Une parade et un discours prometteur

À quelques mètres de la mêlée entre forces de l’ordre d’une part et rescapés de l’autre, la fête de l’indépendance bat son plein sur la grande avenue de l’ancien aéroport. Devant la tribune officielle où trône le président Mohamed Cheikh Ghazouani, les troupes drapées de leurs plus beaux atours paradent avec panache, sous les applaudissements de la foule. L’image de deux Mauritanie parallèles, l’une fêtant dans la joie et l’allégresse l’anniversaire de l’indépendance et l’autre, portant le deuil et la tristesse.

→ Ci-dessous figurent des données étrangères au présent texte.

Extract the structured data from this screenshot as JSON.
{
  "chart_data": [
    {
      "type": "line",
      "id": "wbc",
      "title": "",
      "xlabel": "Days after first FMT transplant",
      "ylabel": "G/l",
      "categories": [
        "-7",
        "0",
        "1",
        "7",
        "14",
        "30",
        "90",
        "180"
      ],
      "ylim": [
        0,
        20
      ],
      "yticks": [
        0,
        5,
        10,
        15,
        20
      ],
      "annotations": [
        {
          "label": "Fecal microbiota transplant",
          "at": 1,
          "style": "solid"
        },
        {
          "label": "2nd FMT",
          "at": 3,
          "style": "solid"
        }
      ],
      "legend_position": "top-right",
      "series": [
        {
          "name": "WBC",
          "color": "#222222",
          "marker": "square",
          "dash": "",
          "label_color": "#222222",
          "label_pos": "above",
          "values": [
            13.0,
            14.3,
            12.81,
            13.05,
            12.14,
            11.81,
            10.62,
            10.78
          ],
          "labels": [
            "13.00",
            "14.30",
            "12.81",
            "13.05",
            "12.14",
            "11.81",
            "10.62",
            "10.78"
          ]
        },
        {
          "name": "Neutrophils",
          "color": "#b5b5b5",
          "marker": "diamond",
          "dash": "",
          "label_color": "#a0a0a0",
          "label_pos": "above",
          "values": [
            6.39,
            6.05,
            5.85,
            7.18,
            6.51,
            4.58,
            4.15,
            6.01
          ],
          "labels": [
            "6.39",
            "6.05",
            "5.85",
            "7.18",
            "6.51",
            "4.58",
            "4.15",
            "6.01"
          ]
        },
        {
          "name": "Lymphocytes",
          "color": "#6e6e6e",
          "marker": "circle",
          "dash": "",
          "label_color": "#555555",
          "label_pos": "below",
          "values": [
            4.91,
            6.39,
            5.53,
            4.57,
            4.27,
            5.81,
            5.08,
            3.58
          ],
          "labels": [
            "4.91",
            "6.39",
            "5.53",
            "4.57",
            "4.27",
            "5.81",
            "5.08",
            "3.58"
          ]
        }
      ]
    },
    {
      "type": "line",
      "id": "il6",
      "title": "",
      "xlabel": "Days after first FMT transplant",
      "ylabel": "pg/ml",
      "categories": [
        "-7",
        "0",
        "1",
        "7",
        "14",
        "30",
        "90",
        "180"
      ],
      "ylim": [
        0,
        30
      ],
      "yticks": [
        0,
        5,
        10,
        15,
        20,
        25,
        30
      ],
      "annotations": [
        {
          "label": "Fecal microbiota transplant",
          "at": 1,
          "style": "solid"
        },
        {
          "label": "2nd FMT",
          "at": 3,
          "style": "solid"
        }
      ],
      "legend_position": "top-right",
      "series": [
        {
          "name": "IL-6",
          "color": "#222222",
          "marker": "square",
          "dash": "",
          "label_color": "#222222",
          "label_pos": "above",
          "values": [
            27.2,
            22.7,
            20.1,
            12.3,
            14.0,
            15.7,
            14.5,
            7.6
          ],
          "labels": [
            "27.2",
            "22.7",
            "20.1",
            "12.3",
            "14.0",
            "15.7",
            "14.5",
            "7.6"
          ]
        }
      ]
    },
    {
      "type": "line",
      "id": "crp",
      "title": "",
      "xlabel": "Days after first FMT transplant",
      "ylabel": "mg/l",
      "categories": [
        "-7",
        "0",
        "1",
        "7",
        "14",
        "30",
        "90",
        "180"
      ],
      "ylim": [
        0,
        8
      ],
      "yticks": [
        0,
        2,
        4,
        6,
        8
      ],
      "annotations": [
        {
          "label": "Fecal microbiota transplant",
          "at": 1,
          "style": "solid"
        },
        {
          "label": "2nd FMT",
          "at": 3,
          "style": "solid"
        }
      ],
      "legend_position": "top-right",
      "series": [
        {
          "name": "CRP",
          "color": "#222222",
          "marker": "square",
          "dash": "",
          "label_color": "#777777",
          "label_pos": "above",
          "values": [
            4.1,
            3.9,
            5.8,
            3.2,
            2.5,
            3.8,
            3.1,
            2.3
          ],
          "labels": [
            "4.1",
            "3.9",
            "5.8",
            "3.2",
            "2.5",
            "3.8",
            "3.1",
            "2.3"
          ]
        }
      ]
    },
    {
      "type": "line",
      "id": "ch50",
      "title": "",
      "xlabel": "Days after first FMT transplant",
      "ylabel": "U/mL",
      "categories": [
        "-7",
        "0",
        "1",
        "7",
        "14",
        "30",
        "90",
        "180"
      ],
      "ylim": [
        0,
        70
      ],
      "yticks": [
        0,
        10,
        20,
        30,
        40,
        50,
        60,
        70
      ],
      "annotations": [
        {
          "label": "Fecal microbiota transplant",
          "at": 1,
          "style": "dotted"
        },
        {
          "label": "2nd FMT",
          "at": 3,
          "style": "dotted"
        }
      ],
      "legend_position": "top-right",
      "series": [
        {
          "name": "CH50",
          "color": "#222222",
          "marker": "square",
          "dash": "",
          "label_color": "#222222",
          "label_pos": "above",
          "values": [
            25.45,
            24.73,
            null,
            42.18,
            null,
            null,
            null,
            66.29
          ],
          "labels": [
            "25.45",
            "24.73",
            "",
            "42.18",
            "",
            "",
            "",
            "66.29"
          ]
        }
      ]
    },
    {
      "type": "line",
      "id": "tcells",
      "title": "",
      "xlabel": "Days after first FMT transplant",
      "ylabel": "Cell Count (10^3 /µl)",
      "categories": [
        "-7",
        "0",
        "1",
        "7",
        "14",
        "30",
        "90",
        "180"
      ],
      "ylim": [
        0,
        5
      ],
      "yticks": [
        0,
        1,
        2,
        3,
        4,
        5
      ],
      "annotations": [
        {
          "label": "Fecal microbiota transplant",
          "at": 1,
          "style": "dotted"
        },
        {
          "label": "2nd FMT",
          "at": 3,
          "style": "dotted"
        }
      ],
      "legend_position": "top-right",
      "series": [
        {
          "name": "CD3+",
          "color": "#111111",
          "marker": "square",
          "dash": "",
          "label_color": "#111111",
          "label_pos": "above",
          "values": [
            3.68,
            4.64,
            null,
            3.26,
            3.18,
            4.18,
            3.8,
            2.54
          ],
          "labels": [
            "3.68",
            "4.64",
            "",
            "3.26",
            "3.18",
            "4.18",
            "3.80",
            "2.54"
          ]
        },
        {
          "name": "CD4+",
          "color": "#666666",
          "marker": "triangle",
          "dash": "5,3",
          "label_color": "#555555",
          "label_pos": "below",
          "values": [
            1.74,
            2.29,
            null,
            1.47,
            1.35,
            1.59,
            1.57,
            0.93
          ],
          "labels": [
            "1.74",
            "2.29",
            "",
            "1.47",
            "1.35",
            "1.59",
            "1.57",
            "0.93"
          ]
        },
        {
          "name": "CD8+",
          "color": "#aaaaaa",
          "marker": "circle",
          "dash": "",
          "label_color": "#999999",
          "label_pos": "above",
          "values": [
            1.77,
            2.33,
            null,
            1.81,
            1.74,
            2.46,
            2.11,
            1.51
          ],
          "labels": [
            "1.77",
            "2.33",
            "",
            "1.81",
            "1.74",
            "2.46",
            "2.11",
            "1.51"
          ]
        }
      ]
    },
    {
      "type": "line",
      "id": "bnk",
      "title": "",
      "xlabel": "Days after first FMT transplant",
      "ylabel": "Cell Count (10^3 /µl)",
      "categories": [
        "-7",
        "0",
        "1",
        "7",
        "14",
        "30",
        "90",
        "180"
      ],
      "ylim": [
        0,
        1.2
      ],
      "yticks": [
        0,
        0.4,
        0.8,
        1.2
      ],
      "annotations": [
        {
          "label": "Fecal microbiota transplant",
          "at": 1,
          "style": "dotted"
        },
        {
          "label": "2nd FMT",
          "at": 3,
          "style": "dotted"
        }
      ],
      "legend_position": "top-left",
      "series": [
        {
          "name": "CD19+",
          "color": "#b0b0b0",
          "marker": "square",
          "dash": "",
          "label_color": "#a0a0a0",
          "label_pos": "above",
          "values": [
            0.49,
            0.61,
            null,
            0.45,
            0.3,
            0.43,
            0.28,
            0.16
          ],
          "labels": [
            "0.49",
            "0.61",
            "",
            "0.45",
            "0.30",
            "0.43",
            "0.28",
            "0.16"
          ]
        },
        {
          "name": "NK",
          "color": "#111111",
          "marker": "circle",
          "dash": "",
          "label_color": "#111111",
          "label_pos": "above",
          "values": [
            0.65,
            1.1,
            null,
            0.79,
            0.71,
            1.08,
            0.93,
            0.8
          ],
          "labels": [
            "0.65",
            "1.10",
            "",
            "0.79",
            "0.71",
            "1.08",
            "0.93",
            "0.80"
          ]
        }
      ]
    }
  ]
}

La foule au rond point Madrid – Crédit Aidara

Ces douloureux évènements des années 1989-1991 continuent de plomber une unité nationale brisée. Les gouvernements successifs, tous d’obédience militaire, ont compté sur le temps, y voyant le seul moyen de purger la conscience de milliers de Négro-africains. Ces derniers réclament un devoir de mémoire, de justice et de réparation, pour régler ce qu’il est convenu d’appeler le «Passif Humanitaire».

Certes, il y a eu les efforts du gouvernement du défunt président Sidi Mohamed Ould Cheikh Abdallahi, qui avait jeté les prémisses d’une solution. Ce dernier avait aussi, pour la première fois, présenté les excuses de l’Etat mauritanien pour toutes les exactions commises entre 1989 et 1991. Mais un coup d’état militaire l’a rapidement détrôné, après quinze mois à la présidence de la République. Il y a aussi eu Kaédi et les indemnisations sommaires de quelques victimes, mais la question du «passif humanitaire » reste entière.

Dans son discours prononcé pour l’occasion, le président Ghazouani dit avoir pris des mesures sociales d’envergure. Mais les vrais problèmes de la Mauritanie sont ceux qui minent l’unité nationale. À savoir l’esclavage, et les exactions commises contre les Négro-mauritaniens, qui restent tabous.